Heavy steel moved by water

Working with Dura Vermeer, Mammoet handled the load out, transport and installation of three steel deck sections built by Hollandia Infra. The bridge consisted of two 28.5 metre sections weighing 275 tonnes each and a 21 metre centre section weighing 175 tonnes.

Rather than move the sections by road through central Amsterdam, Mammoet transported them by flat top barge to the Oostertoegang side of the station. The barges were partially submerged to pass beneath a low footbridge, reducing disruption while the station remained open.

For a city centre rail station, that choice matters. Moving bridge decks of this size through streets would be like trying to thread a needle with a steel beam.
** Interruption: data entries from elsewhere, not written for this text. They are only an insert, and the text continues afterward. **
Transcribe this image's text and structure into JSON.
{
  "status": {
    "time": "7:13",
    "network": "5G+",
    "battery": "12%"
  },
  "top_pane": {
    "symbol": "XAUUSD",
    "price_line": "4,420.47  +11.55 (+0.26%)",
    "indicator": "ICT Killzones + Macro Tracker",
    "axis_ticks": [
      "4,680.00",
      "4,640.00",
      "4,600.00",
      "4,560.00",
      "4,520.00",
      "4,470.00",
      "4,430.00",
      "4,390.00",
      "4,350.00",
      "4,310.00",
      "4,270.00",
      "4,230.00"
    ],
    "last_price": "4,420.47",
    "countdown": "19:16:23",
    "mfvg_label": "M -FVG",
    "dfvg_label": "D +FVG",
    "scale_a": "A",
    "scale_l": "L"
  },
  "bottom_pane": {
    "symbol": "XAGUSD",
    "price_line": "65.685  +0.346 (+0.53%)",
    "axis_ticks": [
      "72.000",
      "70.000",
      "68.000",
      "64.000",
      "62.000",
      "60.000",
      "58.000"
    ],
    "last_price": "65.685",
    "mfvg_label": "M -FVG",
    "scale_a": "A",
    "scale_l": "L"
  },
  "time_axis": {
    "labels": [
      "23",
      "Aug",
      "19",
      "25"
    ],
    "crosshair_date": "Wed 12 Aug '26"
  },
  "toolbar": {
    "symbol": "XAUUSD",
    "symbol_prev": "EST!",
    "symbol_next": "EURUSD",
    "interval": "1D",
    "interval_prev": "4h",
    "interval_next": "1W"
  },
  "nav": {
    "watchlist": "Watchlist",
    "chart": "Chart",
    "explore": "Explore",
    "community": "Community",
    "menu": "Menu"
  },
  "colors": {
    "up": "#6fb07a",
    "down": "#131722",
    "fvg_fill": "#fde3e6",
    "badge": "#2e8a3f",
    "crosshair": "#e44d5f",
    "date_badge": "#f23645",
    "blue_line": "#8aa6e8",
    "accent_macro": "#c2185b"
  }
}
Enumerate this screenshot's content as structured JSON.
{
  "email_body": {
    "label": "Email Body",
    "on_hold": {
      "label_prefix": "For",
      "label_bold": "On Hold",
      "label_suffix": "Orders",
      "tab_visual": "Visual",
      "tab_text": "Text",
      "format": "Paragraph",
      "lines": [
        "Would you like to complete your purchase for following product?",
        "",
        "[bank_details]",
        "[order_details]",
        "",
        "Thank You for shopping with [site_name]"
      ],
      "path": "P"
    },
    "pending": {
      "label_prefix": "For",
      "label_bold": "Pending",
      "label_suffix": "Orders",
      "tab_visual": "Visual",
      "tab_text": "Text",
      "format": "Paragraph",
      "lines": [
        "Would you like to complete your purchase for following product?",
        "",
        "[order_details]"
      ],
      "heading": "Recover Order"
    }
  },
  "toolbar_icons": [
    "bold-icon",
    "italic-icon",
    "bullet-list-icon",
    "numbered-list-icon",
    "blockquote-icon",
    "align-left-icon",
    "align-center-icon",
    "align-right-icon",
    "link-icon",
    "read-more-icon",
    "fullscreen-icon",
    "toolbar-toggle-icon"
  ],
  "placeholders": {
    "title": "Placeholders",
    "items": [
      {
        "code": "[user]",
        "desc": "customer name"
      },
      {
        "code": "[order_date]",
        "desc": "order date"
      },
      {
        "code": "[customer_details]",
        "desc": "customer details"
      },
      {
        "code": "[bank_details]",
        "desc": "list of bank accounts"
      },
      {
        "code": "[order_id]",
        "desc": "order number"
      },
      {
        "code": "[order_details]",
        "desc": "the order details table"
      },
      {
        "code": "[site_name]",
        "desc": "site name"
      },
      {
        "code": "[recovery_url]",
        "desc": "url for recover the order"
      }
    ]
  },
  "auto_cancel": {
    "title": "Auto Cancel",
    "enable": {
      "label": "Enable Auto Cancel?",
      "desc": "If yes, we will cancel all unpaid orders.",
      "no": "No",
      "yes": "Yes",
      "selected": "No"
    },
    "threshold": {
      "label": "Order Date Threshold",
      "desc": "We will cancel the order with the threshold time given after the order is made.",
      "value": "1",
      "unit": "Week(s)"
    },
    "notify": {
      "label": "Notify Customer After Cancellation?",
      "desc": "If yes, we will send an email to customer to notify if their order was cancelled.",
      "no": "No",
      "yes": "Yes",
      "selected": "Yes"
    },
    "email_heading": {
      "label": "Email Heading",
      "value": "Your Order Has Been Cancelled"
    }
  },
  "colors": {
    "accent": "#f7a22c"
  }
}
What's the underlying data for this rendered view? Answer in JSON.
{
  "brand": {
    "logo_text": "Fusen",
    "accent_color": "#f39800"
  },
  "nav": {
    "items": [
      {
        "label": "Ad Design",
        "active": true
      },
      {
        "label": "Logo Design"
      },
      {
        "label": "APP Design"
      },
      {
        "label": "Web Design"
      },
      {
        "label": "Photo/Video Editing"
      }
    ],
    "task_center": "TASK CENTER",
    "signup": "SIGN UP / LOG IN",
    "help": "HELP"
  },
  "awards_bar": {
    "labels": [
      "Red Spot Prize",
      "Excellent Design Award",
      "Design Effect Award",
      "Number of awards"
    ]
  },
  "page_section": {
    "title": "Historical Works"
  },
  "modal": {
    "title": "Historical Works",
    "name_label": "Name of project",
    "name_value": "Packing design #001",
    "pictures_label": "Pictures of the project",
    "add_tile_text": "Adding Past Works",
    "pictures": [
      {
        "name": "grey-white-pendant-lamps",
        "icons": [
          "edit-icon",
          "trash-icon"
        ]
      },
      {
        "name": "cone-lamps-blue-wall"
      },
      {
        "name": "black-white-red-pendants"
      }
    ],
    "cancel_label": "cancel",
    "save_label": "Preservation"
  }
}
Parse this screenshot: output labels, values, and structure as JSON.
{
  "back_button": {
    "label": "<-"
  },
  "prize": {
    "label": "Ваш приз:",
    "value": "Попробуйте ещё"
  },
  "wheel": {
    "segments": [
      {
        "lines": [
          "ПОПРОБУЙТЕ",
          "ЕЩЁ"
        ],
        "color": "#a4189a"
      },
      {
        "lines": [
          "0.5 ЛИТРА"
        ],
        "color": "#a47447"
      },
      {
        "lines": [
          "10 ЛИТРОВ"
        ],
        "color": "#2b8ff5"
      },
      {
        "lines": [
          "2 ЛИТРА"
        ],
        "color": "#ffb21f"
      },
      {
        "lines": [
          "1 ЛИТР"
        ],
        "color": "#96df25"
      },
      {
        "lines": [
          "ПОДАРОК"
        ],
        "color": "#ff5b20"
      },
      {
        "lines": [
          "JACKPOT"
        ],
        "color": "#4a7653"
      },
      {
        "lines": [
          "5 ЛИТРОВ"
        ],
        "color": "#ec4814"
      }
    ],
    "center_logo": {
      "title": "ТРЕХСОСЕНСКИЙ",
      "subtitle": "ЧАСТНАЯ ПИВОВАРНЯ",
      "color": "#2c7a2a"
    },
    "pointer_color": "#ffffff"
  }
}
Water gave the project team more room, fewer interfaces with traffic and a clearer path to the worksite.

Different lift method

The first bridge replacement in 2025 used Mammoet’s Mega Jack 300 system, but tighter space between existing and newly installed structures required a different approach this time. The sections were rotated 90 degrees using self propelled modular transporters before being raised with a four point hydraulic lifting system assembled on the quayside.

Leo de Vette, project manager at Mammoet, said the team had to account for the decks and columns of the old bridges, as well as the bridge installed last year. “For this reason, we had to first manoeuvre and rotate the new sections underneath these bridges and then jack them up using a four point lifting system,” he said.

The centre section required further sequencing. It was floated into position at right angles, rotated 90 degrees, lifted, then temporarily supported on consoles fixed to the two outer bridge sections while the central column was built underneath it. Mammoet later returned to lower the span onto the new support.

Each bridge section took about one week to install. Dura Vermeer expects to replace one bridge a year, with the wider Amsterdam Centraal renovation programme expected to continue until around 2030.